Introduction / Context:
This question tests the relationship between the slope intercept form of a line and its general form. Being able to move between y = mx + c and standard forms such as ax + by + c = 0 is a foundational skill in coordinate geometry and appears frequently in aptitude and competitive examinations.

Given Data / Assumptions:

• Slope of the required line, m = −1/3.
• Y intercept, which is the point where the line crosses the y axis, is 6.
• We seek a correct equation among the options that represents this line.

Concept / Approach:
The slope intercept form of a straight line is y = mx + c, where m is the slope and c is the y intercept. Once we write the line in this form, we can rearrange it into the general form ax + by + d = 0 or equivalently ax + by = k for comparison with the answer choices.
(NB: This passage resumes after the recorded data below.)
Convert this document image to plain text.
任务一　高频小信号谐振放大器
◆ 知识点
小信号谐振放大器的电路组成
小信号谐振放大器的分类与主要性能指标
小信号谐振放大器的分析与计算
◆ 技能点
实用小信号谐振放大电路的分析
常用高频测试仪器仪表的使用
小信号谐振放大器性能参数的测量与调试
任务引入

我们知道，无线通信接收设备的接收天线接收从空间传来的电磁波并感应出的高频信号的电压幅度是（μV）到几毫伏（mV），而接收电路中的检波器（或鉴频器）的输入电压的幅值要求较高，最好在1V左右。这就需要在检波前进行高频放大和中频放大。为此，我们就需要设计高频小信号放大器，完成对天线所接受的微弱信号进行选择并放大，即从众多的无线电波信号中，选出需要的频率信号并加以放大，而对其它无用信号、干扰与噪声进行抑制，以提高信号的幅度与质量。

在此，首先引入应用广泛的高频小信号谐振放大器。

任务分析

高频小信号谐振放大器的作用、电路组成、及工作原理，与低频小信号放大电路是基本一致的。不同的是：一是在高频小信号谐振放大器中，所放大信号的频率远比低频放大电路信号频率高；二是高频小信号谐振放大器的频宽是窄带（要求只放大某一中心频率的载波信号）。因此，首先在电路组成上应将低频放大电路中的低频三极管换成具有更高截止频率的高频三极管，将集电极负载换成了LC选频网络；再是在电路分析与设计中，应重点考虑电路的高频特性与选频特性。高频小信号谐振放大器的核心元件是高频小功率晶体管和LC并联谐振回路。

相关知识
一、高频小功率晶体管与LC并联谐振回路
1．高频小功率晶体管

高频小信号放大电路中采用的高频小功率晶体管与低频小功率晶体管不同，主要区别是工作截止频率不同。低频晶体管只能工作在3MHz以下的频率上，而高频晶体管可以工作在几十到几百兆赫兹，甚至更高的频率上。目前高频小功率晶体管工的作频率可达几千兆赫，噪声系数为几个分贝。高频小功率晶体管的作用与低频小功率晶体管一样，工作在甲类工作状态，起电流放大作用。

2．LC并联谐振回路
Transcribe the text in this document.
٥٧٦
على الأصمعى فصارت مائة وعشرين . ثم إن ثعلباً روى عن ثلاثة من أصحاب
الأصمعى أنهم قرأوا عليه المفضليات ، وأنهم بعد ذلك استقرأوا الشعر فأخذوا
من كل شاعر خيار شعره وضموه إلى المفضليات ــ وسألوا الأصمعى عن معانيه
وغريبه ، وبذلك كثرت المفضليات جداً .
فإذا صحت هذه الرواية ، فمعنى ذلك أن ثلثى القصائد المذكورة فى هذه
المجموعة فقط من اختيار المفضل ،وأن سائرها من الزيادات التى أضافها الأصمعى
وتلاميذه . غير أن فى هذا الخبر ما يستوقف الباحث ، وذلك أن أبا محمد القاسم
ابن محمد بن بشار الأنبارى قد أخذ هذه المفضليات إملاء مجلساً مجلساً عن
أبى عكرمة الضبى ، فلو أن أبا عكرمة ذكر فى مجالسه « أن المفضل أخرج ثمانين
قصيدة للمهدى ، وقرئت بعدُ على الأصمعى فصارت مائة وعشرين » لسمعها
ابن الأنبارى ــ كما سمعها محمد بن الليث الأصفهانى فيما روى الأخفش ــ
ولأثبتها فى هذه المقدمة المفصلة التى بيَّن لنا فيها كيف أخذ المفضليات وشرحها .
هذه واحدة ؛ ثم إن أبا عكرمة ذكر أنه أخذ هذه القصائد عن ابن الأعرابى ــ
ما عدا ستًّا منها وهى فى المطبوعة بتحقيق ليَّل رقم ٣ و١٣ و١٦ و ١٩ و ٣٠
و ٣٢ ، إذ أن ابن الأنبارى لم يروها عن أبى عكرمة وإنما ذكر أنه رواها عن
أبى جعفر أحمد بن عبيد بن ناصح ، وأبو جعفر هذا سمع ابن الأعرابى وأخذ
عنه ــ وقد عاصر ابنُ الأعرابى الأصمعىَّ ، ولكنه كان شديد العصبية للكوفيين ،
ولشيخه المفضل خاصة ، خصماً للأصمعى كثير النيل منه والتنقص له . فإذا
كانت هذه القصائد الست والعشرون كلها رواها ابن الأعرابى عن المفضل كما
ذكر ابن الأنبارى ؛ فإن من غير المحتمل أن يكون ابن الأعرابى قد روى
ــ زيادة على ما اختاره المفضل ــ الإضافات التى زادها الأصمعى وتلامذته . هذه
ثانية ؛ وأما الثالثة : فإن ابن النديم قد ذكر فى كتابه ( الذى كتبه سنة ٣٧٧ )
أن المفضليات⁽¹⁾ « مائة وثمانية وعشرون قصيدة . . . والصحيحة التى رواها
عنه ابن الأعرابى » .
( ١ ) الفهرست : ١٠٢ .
Algebraic manipulation like multiplying throughout by a constant does not change the set of points that lie on the line.

Step-by-Step Solution:
Write the equation in slope intercept form: y = (−1/3)x + 6. Multiply both sides by 3 to eliminate the denominator: 3y = −x + 18. Rearrange the terms to put x on the left side: x + 3y = 18. This is now in the same structural form as the multiple choice options. Compare with the given options to identify which equation matches x + 3y = 18 exactly.

Verification / Alternative check:
We can quickly check by finding the intercepts. For x + 3y = 18, setting x = 0 gives 3y = 18, so y = 6, which matches the required y intercept. For the slope, rewrite as 3y = −x + 18, giving y = (−1/3)x + 6, where the slope is indeed −1/3. No other option yields both slope −1/3 and y intercept 6 when rearranged into y = mx + c form.

Why Other Options Are Wrong:
x − 3y = 6 gives y = (1/3)x − 2, which has slope 1/3 and intercept −2, both incorrect. x + 3y = −18 gives y intercept −6. x − 3y = −6 gives y = (1/3)x + 2, again wrong slope and intercept. The option 3x + y = 6 gives y = −3x + 6, slope −3 instead of −1/3. Thus none of these match the stated slope and intercept.

Common Pitfalls:
A frequent error is to invert the slope or to confuse the roles of x and y intercepts. Another issue is forgetting that multiplying the entire equation by a nonzero constant does not change the line, but changing signs or moving terms incorrectly can alter the relationship between slope and intercept. Always return to y = mx + c to check slope and intercept clearly.

Final Answer:
The required line has equation x + 3y = 18.